To address these challenges the Computer graphics simulation for robotic vision project is investigating the potential of photo-realistic graphic simulation, based on state-of-the-art game-engine technology.

▴ Final sparse 3D reconstruction using multi-camera underwater image acquisition with color-coded magnitude of the uncertainty of the estimation (violet-high uncertainty, red-low uncertainty)

▴ Two orders of magnitude faster covariance recovery in bundle adjustment algorithm.

Key Results in 2017

ANU researchers developed a new method for globally-optimal image-based camera re-localisation.

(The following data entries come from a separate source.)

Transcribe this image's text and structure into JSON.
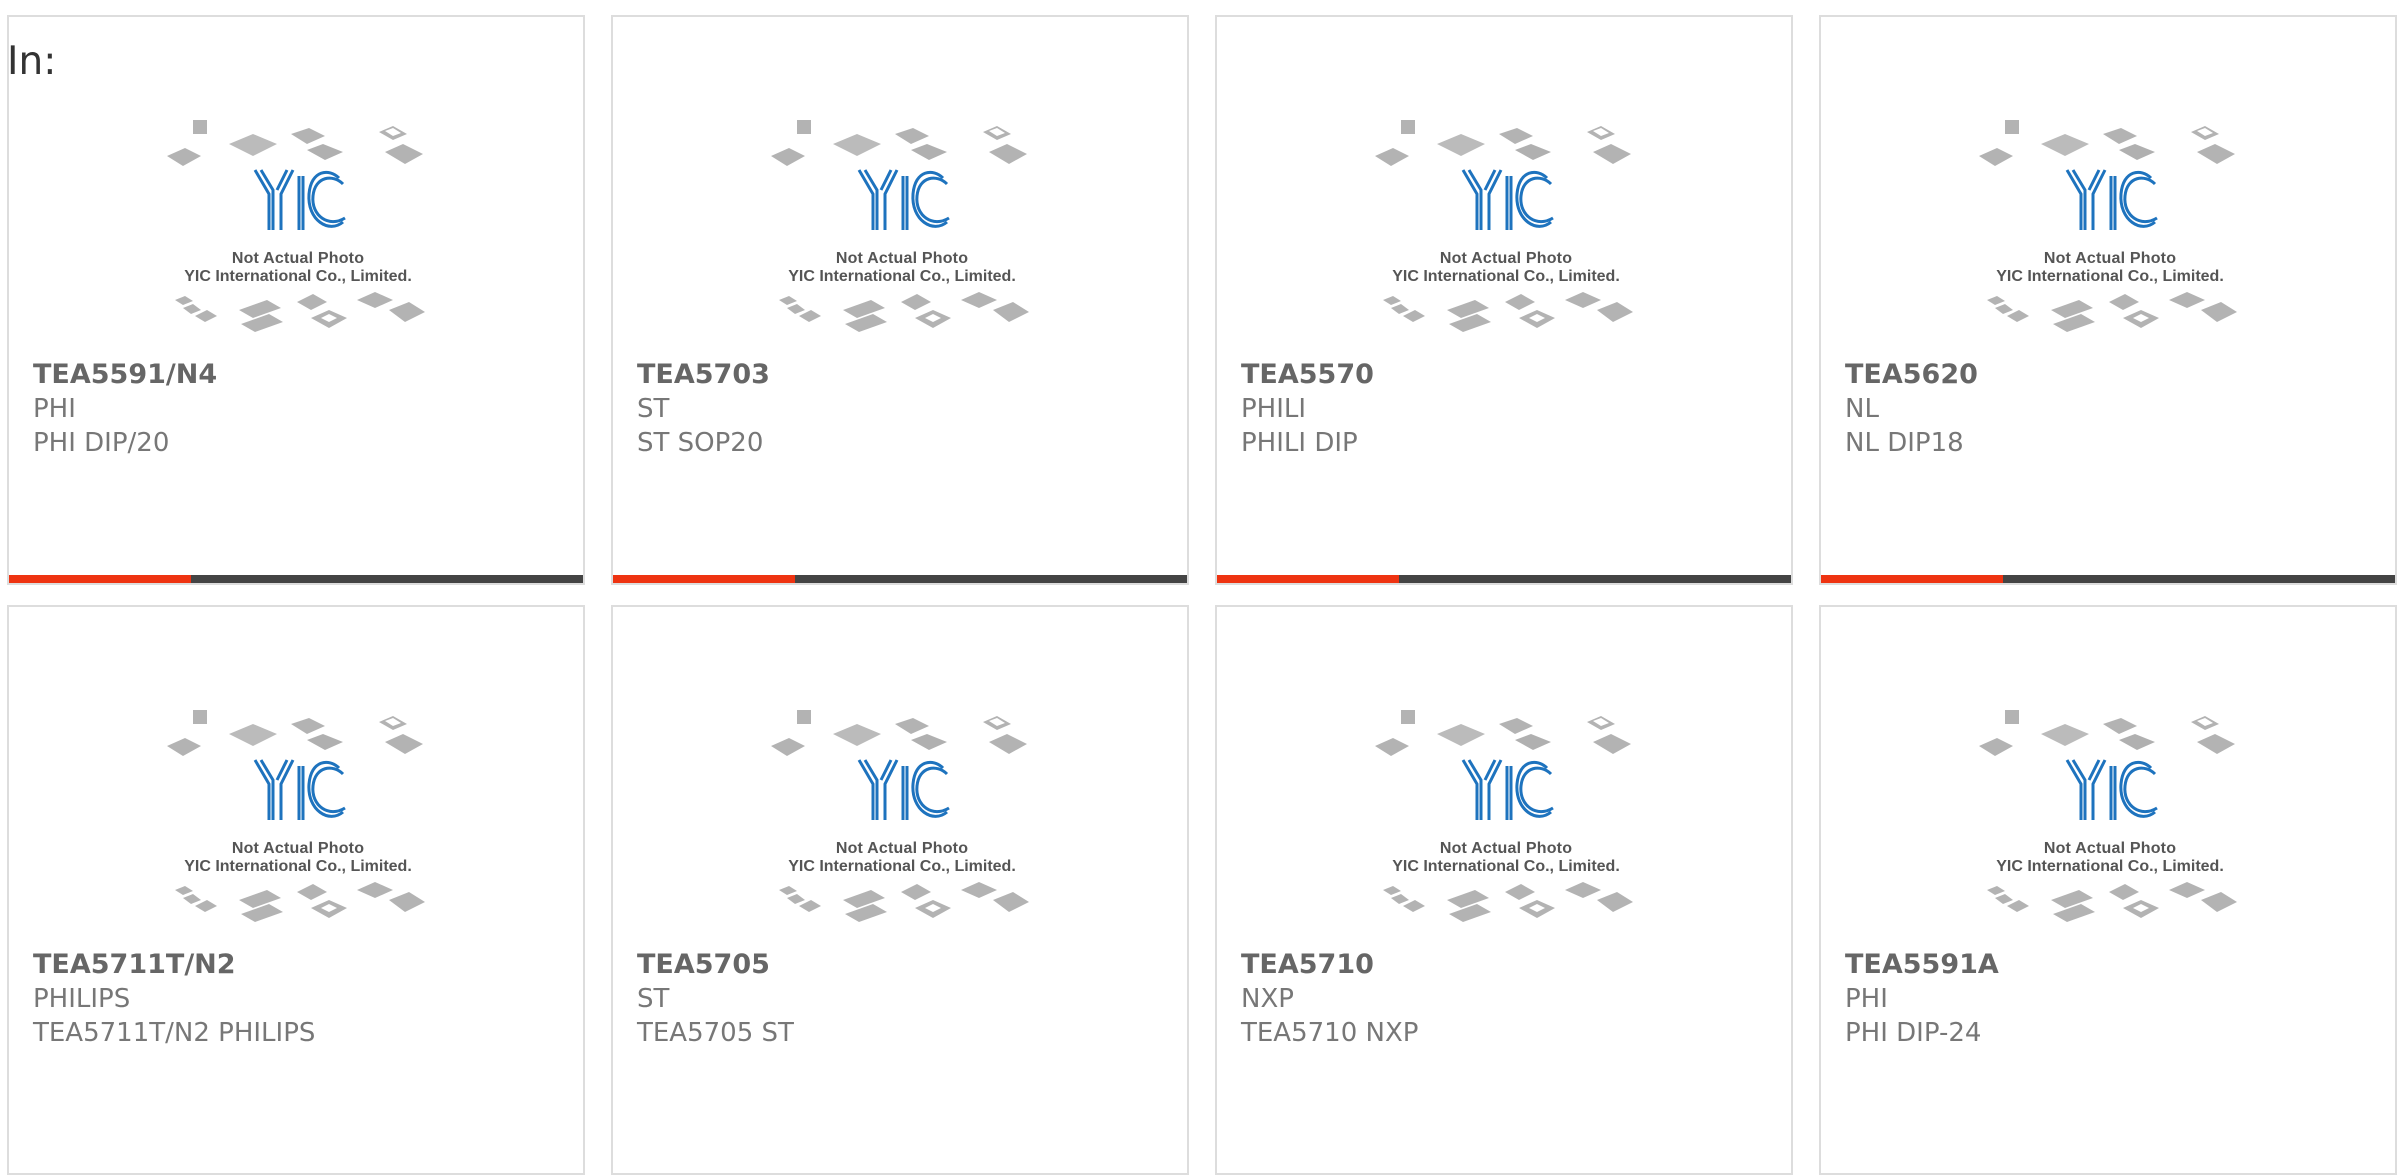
{
  "filter_label": "In:",
  "placeholder_image": {
    "line1": "Not Actual Photo",
    "line2": "YIC International Co., Limited."
  },
  "colors": {
    "accent": "#EE3311",
    "bar": "#444444",
    "logo_blue": "#1E73BE",
    "chip_gray": "#B3B3B3"
  },
  "products": [
    {
      "part": "TEA5591/N4",
      "brand": "PHI",
      "package": "PHI DIP/20"
    },
    {
      "part": "TEA5703",
      "brand": "ST",
      "package": "ST SOP20"
    },
    {
      "part": "TEA5570",
      "brand": "PHILI",
      "package": "PHILI DIP"
    },
    {
      "part": "TEA5620",
      "brand": "NL",
      "package": "NL DIP18"
    },
    {
      "part": "TEA5711T/N2",
      "brand": "PHILIPS",
      "package": "TEA5711T/N2 PHILIPS"
    },
    {
      "part": "TEA5705",
      "brand": "ST",
      "package": "TEA5705 ST"
    },
    {
      "part": "TEA5710",
      "brand": "NXP",
      "package": "TEA5710 NXP"
    },
    {
      "part": "TEA5591A",
      "brand": "PHI",
      "package": "PHI DIP-24"
    }
  ]
}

This method can be applied to solving the vehicle localisation problem for autonomous driving, and is also useful for robot localisation, camera tracking, as well as spatial computation in virtual and augmented reality (VR/AR) applications. Dylan Campbell (ANU PhD Researcher), Lars Petersson, Laurent Kneip and CI Hongdong Li received the MARR PRIZE Honorable Mention award for their paper “Globally-Optimal Inlier Set Maximisation for Simultaneous Camera Pose and Feature Correspondence” at the 2017 IEEE International Conference on Computer Vision (ICCV) held in Venice, Italy. The Marr Prize is considered one of the top honours for a computer vision researcher.

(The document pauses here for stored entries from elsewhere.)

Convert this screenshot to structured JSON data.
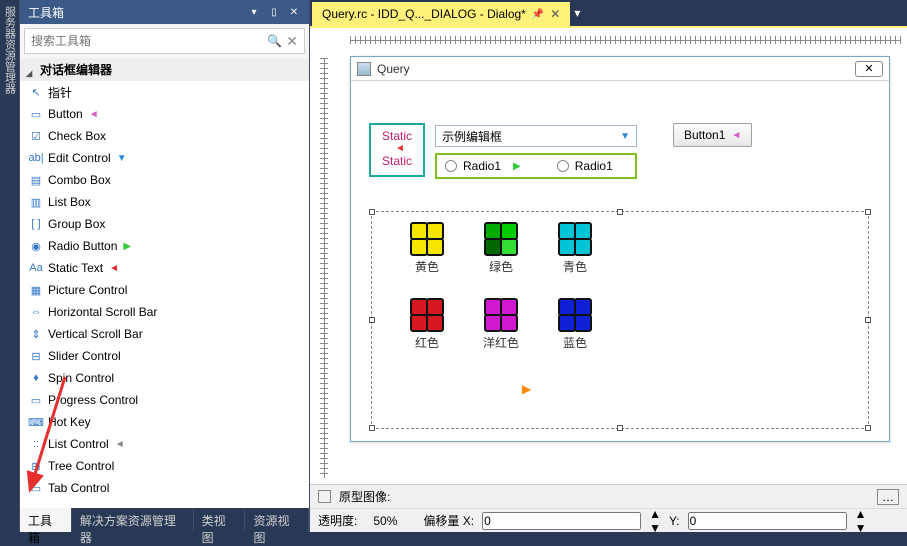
{
  "side_tab_label": "服务器资源管理器",
  "toolbox": {
    "title": "工具箱",
    "search_placeholder": "搜索工具箱",
    "category": "对话框编辑器",
    "items": [
      {
        "label": "指针",
        "marker": ""
      },
      {
        "label": "Button",
        "marker": "m-pink"
      },
      {
        "label": "Check Box",
        "marker": ""
      },
      {
        "label": "Edit Control",
        "marker": "m-blue"
      },
      {
        "label": "Combo Box",
        "marker": ""
      },
      {
        "label": "List Box",
        "marker": ""
      },
      {
        "label": "Group Box",
        "marker": ""
      },
      {
        "label": "Radio Button",
        "marker": "m-green"
      },
      {
        "label": "Static Text",
        "marker": "m-red"
      },
      {
        "label": "Picture Control",
        "marker": ""
      },
      {
        "label": "Horizontal Scroll Bar",
        "marker": ""
      },
      {
        "label": "Vertical Scroll Bar",
        "marker": ""
      },
      {
        "label": "Slider Control",
        "marker": ""
      },
      {
        "label": "Spin Control",
        "marker": ""
      },
      {
        "label": "Progress Control",
        "marker": ""
      },
      {
        "label": "Hot Key",
        "marker": ""
      },
      {
        "label": "List Control",
        "marker": "m-gray"
      },
      {
        "label": "Tree Control",
        "marker": ""
      },
      {
        "label": "Tab Control",
        "marker": ""
      }
    ],
    "icons": [
      "↖",
      "▭",
      "☑",
      "ab|",
      "▤",
      "▥",
      "[ ]",
      "◉",
      "Aa",
      "▦",
      "⇔",
      "⇕",
      "⊟",
      "♦",
      "▭",
      "⌨",
      "::",
      "⊞",
      "▭"
    ]
  },
  "bottom_tabs": [
    "工具箱",
    "解决方案资源管理器",
    "类视图",
    "资源视图"
  ],
  "doc_tab": "Query.rc - IDD_Q..._DIALOG - Dialog*",
  "dialog": {
    "title": "Query",
    "static1": "Static",
    "static2": "Static",
    "edit_value": "示例编辑框",
    "button1": "Button1",
    "radio_a": "Radio1",
    "radio_b": "Radio1",
    "colors": {
      "yellow": "黄色",
      "green": "绿色",
      "cyan": "青色",
      "red": "红色",
      "magenta": "洋红色",
      "blue": "蓝色"
    }
  },
  "status": {
    "checkbox_label": "原型图像:",
    "transparency_label": "透明度:",
    "transparency_value": "50%",
    "offset_x_label": "偏移量 X:",
    "offset_x_value": "0",
    "offset_y_label": "Y:",
    "offset_y_value": "0"
  }
}
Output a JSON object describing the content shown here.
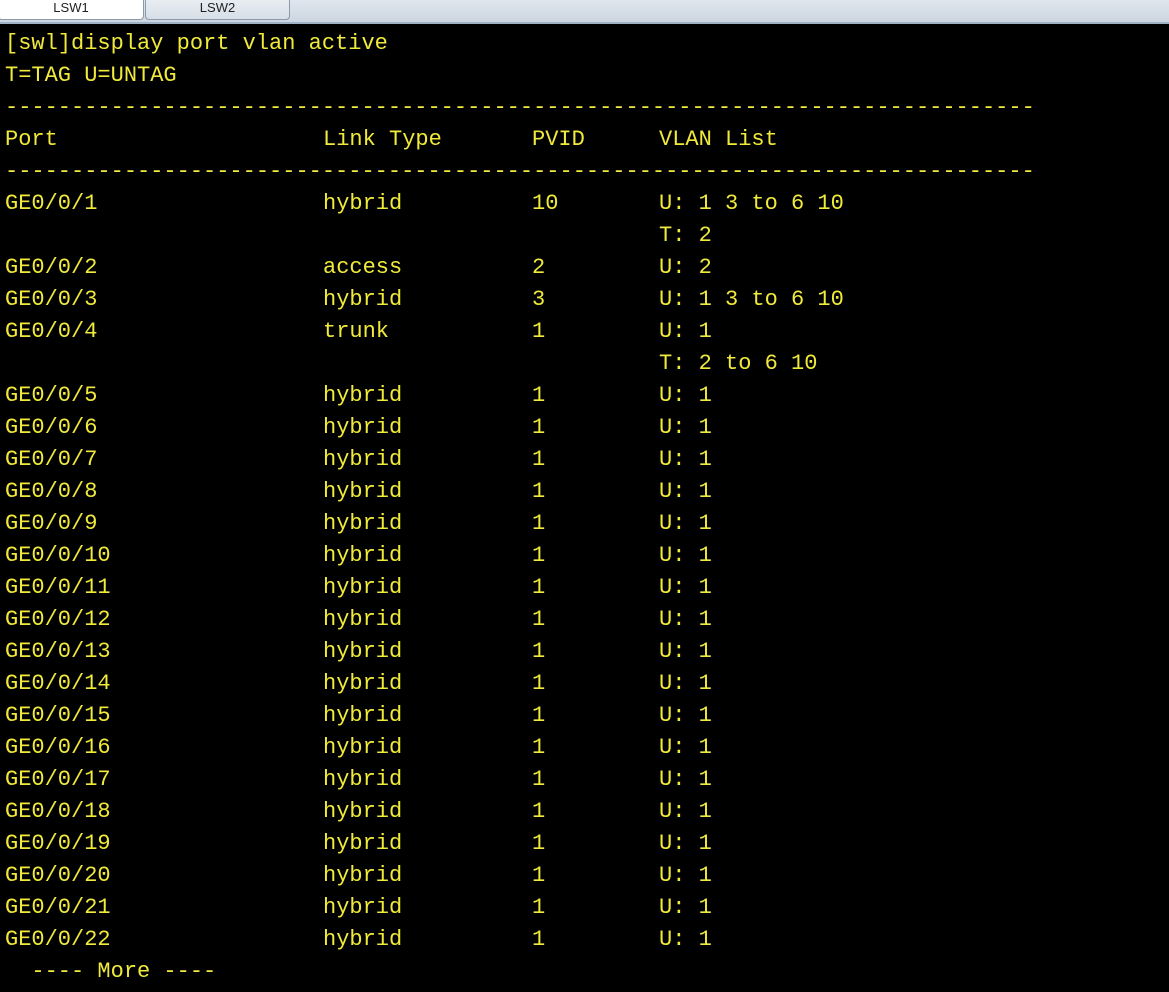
{
  "tabs": [
    {
      "label": "LSW1"
    },
    {
      "label": "LSW2"
    }
  ],
  "terminal": {
    "command": "[swl]display port vlan active",
    "legend": "T=TAG U=UNTAG",
    "separator": "------------------------------------------------------------------------------",
    "headers": {
      "port": "Port",
      "link_type": "Link Type",
      "pvid": "PVID",
      "vlan_list": "VLAN List"
    },
    "rows": [
      {
        "port": "GE0/0/1",
        "link_type": "hybrid",
        "pvid": "10",
        "vlan": "U: 1 3 to 6 10"
      },
      {
        "port": "",
        "link_type": "",
        "pvid": "",
        "vlan": "T: 2"
      },
      {
        "port": "GE0/0/2",
        "link_type": "access",
        "pvid": "2",
        "vlan": "U: 2"
      },
      {
        "port": "GE0/0/3",
        "link_type": "hybrid",
        "pvid": "3",
        "vlan": "U: 1 3 to 6 10"
      },
      {
        "port": "GE0/0/4",
        "link_type": "trunk",
        "pvid": "1",
        "vlan": "U: 1"
      },
      {
        "port": "",
        "link_type": "",
        "pvid": "",
        "vlan": "T: 2 to 6 10"
      },
      {
        "port": "GE0/0/5",
        "link_type": "hybrid",
        "pvid": "1",
        "vlan": "U: 1"
      },
      {
        "port": "GE0/0/6",
        "link_type": "hybrid",
        "pvid": "1",
        "vlan": "U: 1"
      },
      {
        "port": "GE0/0/7",
        "link_type": "hybrid",
        "pvid": "1",
        "vlan": "U: 1"
      },
      {
        "port": "GE0/0/8",
        "link_type": "hybrid",
        "pvid": "1",
        "vlan": "U: 1"
      },
      {
        "port": "GE0/0/9",
        "link_type": "hybrid",
        "pvid": "1",
        "vlan": "U: 1"
      },
      {
        "port": "GE0/0/10",
        "link_type": "hybrid",
        "pvid": "1",
        "vlan": "U: 1"
      },
      {
        "port": "GE0/0/11",
        "link_type": "hybrid",
        "pvid": "1",
        "vlan": "U: 1"
      },
      {
        "port": "GE0/0/12",
        "link_type": "hybrid",
        "pvid": "1",
        "vlan": "U: 1"
      },
      {
        "port": "GE0/0/13",
        "link_type": "hybrid",
        "pvid": "1",
        "vlan": "U: 1"
      },
      {
        "port": "GE0/0/14",
        "link_type": "hybrid",
        "pvid": "1",
        "vlan": "U: 1"
      },
      {
        "port": "GE0/0/15",
        "link_type": "hybrid",
        "pvid": "1",
        "vlan": "U: 1"
      },
      {
        "port": "GE0/0/16",
        "link_type": "hybrid",
        "pvid": "1",
        "vlan": "U: 1"
      },
      {
        "port": "GE0/0/17",
        "link_type": "hybrid",
        "pvid": "1",
        "vlan": "U: 1"
      },
      {
        "port": "GE0/0/18",
        "link_type": "hybrid",
        "pvid": "1",
        "vlan": "U: 1"
      },
      {
        "port": "GE0/0/19",
        "link_type": "hybrid",
        "pvid": "1",
        "vlan": "U: 1"
      },
      {
        "port": "GE0/0/20",
        "link_type": "hybrid",
        "pvid": "1",
        "vlan": "U: 1"
      },
      {
        "port": "GE0/0/21",
        "link_type": "hybrid",
        "pvid": "1",
        "vlan": "U: 1"
      },
      {
        "port": "GE0/0/22",
        "link_type": "hybrid",
        "pvid": "1",
        "vlan": "U: 1"
      }
    ],
    "more_prompt": "  ---- More ----"
  },
  "colors": {
    "text": "#f0ea3c",
    "background": "#000000"
  }
}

Additionally, the team achieved first place and a “Best Algorithm Award” in the Non-Rigid Structure from Motion (NRSFM) Challenge held at the Conference on Computer Vision and Pattern Recognition (CVPR).

They also developed a successful computer vision algorithm for monocular non-rigid dynamic scene 3D reconstruction and presented the paper “Monocular Dense 3D Reconstruction of a Complex Dynamic Scene from Two Perspective Frames” at the IEEE International Conference on Computer Vision (ICCV).

Klement Istenic, a visiting PhD researcher from the University of Girona, won first prize in the Student Poster Competition at the OCEANS conference in Aberdeen, UK. The paper “Mission-time 3D Reconstruction with Quality Estimation” was a collaboration between RF Viorela Ila at ANU and colleagues at the University of Girona.

The paper ”Fast Incremental Bundle Adjustment with Covariance Recovery” by RF Viorela Ila, Lukas Polok (Apple Inc), Marek Solony (Brno University of Technology) and Klemen Istenic (University of Girona) was presented at the International Conference on 3D Vision (3DV), Quingdao, China, 2017. The paper won the Best Paper Honorable Mention at the conference.

The article “SLAM++. A Highly Efficient and Temporally Scalable Incremental SLAM Framework” by RF Viorela Ila, Lukas Polok (Apple Inc), Marek Solony (Brno University of Technology) and Pavel Svoboda (Brno University of Technology) was accepted into the International Journal of Robotic Research (IJRR).